Dólar global: atrapado entre lo fundamental y lo táctico

Será importante monitorear el desarrollo de la política de EEUU, su relación con China y en las perspectivas electorales de fin de año.


Después de dos años en que el dólar se debilitó, durante 2018 alcanza una apreciación de 3,5%. Esto ha llevado reflotar la pregunta sobre si esta es parte del vaivén dentro del ciclo o viene a romper con la etapa de debilitamiento que estábamos viendo, dando comienzo a otra desfavorable para las monedas (y los activos) del resto del mundo.

Nuestra respuesta viene en dos partes, si bien en el corto plazo hay obstáculos para un debilitamiento fuerte del dólar a nivel global, a mediano plazo el ciclo de depreciación continuaría, con consecuencias favorables para activos del mundo emergente.

En los próximos meses el mix de política estadounidense actuaría en contra de una reversión rápida del fortalecimiento. Esto porque el impulso fiscal de EEUU vino en un momento de desaceleración en otros desarrollados y con tasas de interés aún en niveles bajos, lo que permite que el consumo de los hogares no se vea mayormente afectado.

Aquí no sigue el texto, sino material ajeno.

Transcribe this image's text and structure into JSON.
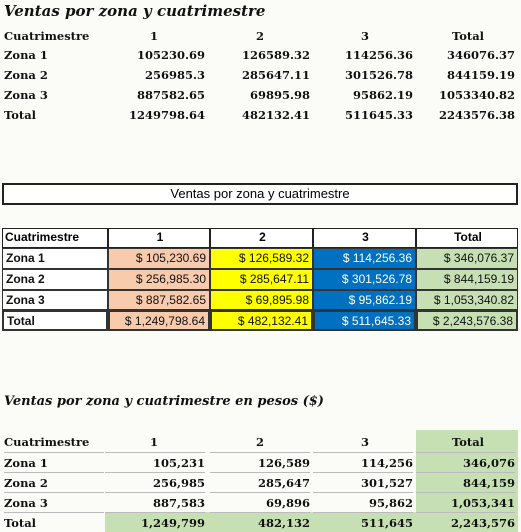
{
  "table1": {
    "title": "Ventas por zona y cuatrimestre",
    "header": [
      "Cuatrimestre",
      "1",
      "2",
      "3",
      "Total"
    ],
    "rows": [
      [
        "Zona 1",
        "105230.69",
        "126589.32",
        "114256.36",
        "346076.37"
      ],
      [
        "Zona 2",
        "256985.3",
        "285647.11",
        "301526.78",
        "844159.19"
      ],
      [
        "Zona 3",
        "887582.65",
        "69895.98",
        "95862.19",
        "1053340.82"
      ],
      [
        "Total",
        "1249798.64",
        "482132.41",
        "511645.33",
        "2243576.38"
      ]
    ]
  },
  "table2": {
    "title": "Ventas por zona y cuatrimestre",
    "header": [
      "Cuatrimestre",
      "1",
      "2",
      "3",
      "Total"
    ],
    "rows": [
      [
        "Zona 1",
        "$ 105,230.69",
        "$ 126,589.32",
        "$ 114,256.36",
        "$ 346,076.37"
      ],
      [
        "Zona 2",
        "$ 256,985.30",
        "$ 285,647.11",
        "$ 301,526.78",
        "$ 844,159.19"
      ],
      [
        "Zona 3",
        "$ 887,582.65",
        "$ 69,895.98",
        "$ 95,862.19",
        "$ 1,053,340.82"
      ],
      [
        "Total",
        "$ 1,249,798.64",
        "$ 482,132.41",
        "$ 511,645.33",
        "$ 2,243,576.38"
      ]
    ]
  },
  "table3": {
    "title": "Ventas por zona y cuatrimestre en pesos ($)",
    "header": [
      "Cuatrimestre",
      "1",
      "2",
      "3",
      "Total"
    ],
    "rows": [
      [
        "Zona 1",
        "105,231",
        "126,589",
        "114,256",
        "346,076"
      ],
      [
        "Zona 2",
        "256,985",
        "285,647",
        "301,527",
        "844,159"
      ],
      [
        "Zona 3",
        "887,583",
        "69,896",
        "95,862",
        "1,053,341"
      ],
      [
        "Total",
        "1,249,799",
        "482,132",
        "511,645",
        "2,243,576"
      ]
    ]
  }
}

Sin embargo, el beneficio de la política fiscal es mayormente de corto plazo, mientras que sus costos debieran comenzar a observarse en la medida que la política monetaria continúe su ajuste. La Fed busca subir las tasas cinco veces más hasta el cierre de 2019, buscando evitar un alza en la inflació. Adicionalmente, la elección de parte del congreso estadounidense en noviembre aparece como un evento importante, con una posibilidad de que el partido de gobierno pierda la mayoría que tiene en ambas cámaras.

En definitiva, si bien en lo más inmediato faltan gatillantes para un gran cambio en la trayectoria del dólar a nivel global, en un horizonte más amplio su ciclo de debilitamiento y el consecuente respaldo a las economías emergentes se mantiene en nuestro escenario base. No obstante, dado el escenario descrito, en los próximos meses será importante monitorear el desarrollo de la política estadounidense, en su relación con China y en las perspectivas electorales de fin de año, variables que creemos convergerán hacia un escenario más moderado y favorable para una recuperación de los mercados emergentes.